The immunostimulatory dinitrohalobenzene compound 1-chloro-2, 4-dinitrobenzene (DNCB) irreversibly inhibits mammalian thioredoxin reductase (TrxR) in the presence of NADPH, inducing an NADPH oxidase activity in the modified enzyme (Arnér, E. S. J., Björnstedt, M., and Holmgren, A. (1995) J. Biol. Chem. 270, 3479-3482). Here we have further analyzed the reactivity with the enzyme of DNCB and analogues with varying immunomodulatory properties. We have also identified the reactive residues in bovine thioredoxin reductase, recently discovered to be a selenoprotein. We found that 4-vinylpyridine competed with DNCB for inactivation of TrxR, with DNCB being about 10 times more efficient, and only alkylation with DNCB but not with 4-vinylpyridine induced an NADPH oxidase activity. A number of nonsensitizing DNCB analogues neither inactivated the enzyme nor induced any NADPH oxidase activity.

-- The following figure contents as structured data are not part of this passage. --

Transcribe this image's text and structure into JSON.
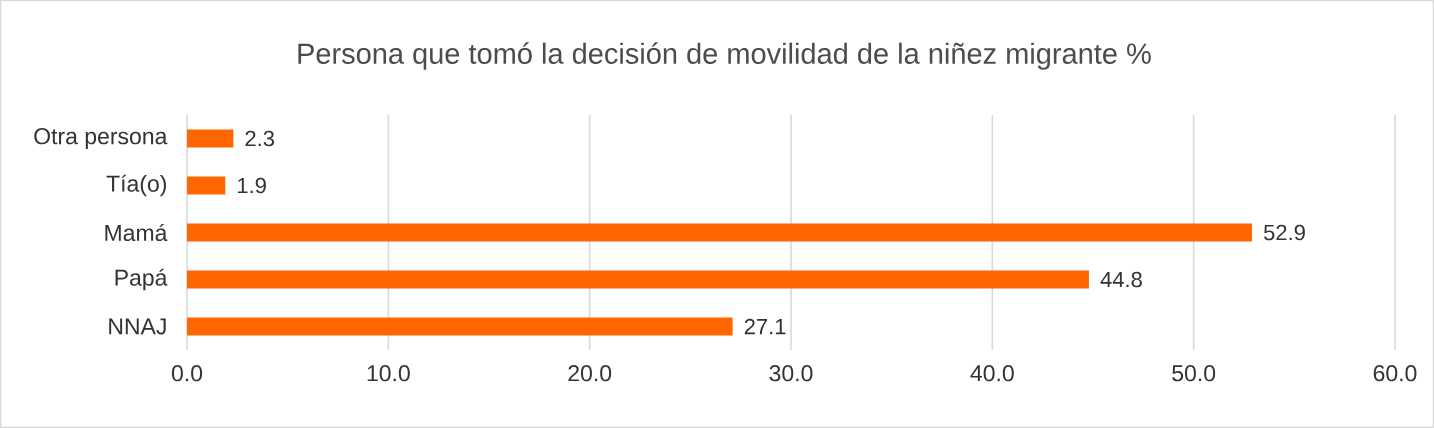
{
  "chart_data": {
    "type": "bar",
    "orientation": "horizontal",
    "title": "Persona que tomó la decisión de movilidad de la niñez migrante %",
    "categories": [
      "Otra persona",
      "Tía(o)",
      "Mamá",
      "Papá",
      "NNAJ"
    ],
    "values": [
      2.3,
      1.9,
      52.9,
      44.8,
      27.1
    ],
    "color": "#ff6600",
    "xlim": [
      0,
      60
    ],
    "xticks": [
      {
        "value": 0,
        "label": "0.0"
      },
      {
        "value": 10,
        "label": "10.0"
      },
      {
        "value": 20,
        "label": "20.0"
      },
      {
        "value": 30,
        "label": "30.0"
      },
      {
        "value": 40,
        "label": "40.0"
      },
      {
        "value": 50,
        "label": "50.0"
      },
      {
        "value": 60,
        "label": "60.0"
      }
    ],
    "grid": "x",
    "data_labels": true
  }
}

The NADPH oxidase activity of TrxR induced by dinitrohalobenzenes generated superoxide, as detected by reaction with epinephrine (the adrenochrome method). Addition of superoxide dismutase quenched this reaction and also stimulated the NADPH oxidase activity. By peptide analysis using mass spectrometry and Edman degradation, both the cysteine and the selenocysteine in the conserved carboxyl-terminal sequence Gly-Cys-Sec-Gly (where Sec indicates selenocysteine) were determined to be dinitrophenyl-alkylated upon incubation of native TrxR with NADPH and DNCB. A model for the interaction between TrxR and dinitrohalobenzenes is proposed, involving a functional FAD in the alkylated TrxR generating an anion nitroradical in a dinitrophenyl group, which in turn reacts with oxygen to generate superoxide. Production of reactive oxygen species and inhibited reduction of thioredoxin by the modified thioredoxin reductase after reaction with dinitrohalobenzenes may play a major role in the inflammatory reactions provoked by these compounds.